A new addition is podcast support, which works more effectively than on most non-Apple players. Any tracks properly tagged as podcasts are isolated from the main library and are also bookmarkable regardless of the format, letting a listener pick up where the podcast last left off.
What drags the S730 down is precisely that lack of change. Apple and Microsoft both found ways to display large album art without losing track information; Sony's player currently insists on showing relatively unimportant information such as the genre and release year for music in large, plain text while leaving the album cover a postage stamp.

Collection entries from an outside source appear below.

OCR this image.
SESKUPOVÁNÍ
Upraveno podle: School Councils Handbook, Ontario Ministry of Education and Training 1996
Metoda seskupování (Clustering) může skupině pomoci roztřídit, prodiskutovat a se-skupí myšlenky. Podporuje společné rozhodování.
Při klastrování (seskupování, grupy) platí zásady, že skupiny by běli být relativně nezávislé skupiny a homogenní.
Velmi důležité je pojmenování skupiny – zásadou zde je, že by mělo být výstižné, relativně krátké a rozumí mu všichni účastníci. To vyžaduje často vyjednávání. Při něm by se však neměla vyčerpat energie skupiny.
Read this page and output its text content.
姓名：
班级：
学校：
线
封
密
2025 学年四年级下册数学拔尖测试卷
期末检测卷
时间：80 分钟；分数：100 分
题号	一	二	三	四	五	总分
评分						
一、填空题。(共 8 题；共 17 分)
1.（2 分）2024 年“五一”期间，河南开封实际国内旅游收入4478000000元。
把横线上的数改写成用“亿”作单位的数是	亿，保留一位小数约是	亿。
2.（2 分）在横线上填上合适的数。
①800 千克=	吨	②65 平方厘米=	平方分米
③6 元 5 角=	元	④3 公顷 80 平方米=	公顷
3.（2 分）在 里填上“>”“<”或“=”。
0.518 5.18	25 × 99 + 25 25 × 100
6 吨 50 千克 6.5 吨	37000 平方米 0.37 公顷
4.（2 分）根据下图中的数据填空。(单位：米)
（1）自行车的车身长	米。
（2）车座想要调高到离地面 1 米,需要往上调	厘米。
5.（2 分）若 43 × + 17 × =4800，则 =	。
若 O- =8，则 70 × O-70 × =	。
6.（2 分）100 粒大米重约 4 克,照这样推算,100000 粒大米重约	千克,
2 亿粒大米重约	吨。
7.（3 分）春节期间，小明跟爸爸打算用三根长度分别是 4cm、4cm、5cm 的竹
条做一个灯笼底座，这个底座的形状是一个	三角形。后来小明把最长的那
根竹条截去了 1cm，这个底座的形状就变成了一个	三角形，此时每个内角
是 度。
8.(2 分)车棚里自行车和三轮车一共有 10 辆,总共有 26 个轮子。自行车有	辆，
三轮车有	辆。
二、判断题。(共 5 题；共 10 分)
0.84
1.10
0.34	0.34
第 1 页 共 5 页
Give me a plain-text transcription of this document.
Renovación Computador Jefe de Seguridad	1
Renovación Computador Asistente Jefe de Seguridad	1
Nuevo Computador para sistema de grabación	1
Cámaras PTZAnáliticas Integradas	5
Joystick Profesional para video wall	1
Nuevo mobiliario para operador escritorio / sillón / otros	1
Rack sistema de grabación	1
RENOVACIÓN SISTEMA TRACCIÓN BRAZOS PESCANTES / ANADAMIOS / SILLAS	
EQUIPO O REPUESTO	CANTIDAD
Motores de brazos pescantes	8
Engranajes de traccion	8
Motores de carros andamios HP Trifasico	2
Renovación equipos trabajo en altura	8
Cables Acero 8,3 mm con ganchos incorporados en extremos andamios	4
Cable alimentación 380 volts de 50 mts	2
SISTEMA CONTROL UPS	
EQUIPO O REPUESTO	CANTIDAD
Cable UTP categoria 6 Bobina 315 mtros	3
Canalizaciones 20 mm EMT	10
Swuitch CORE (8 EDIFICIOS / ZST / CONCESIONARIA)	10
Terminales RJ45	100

As mentioned earlier, the company also does little to help browsing a large catalog of music. Instead of changing the sensitivity of the directional pad, Sony simply sorts albums and songs into alphabetical groups. That works for album browsing but falls flat for picking an individual song in a playlist. It only works so well and is really a stopgap solution rather than a permanent fix.
One step towards this is the addition of SensMe Channels. In what's certainly an unintended coincidence, Sony has developed its own auto-recommendation system for music in the same vein as Apple's Genius playlists and (to a lesser extent) Microsoft's Channels: the addition groups songs with similar pacing or style together to create similarly-themed playlists. In Sony's case, SensMe hangs its criteria on moods. An energetic playlist is often fast-paced; a playlist to relax is slow and quiet.
It's quick to use and is arguably easier in some respects than either Genius or Channels. They behave more like radio stations and are automatically selectable and switchable from a central SensMe menu. By contrast, the iPod nano's system requires finding an interesting song and basing a new playlist around it; the Zune system only truly works with a monthly Zune Pass subscription and is dependent on a weekly rotation chosen by DJs rather than the user.
Sony's implementation is still rough around the edges, however. Since it bases its choices on the actual sound qualities of the tracks themselves, any content loaded on to the player first needs to be scanned before it can be used -- a process that takes several minutes the first time a substantial collection appears on the player and must be repeated every time new songs are added to the mix. Moreover, SensMe periodically adds clearly inappropriate tracks and fills out certain channels regardless of whether some or any of the content actually fits the description. It wasn't uncommon to have a dance track land in the classical channel or to have a high-energy channel carry tracks that only have a fast beat in short segments.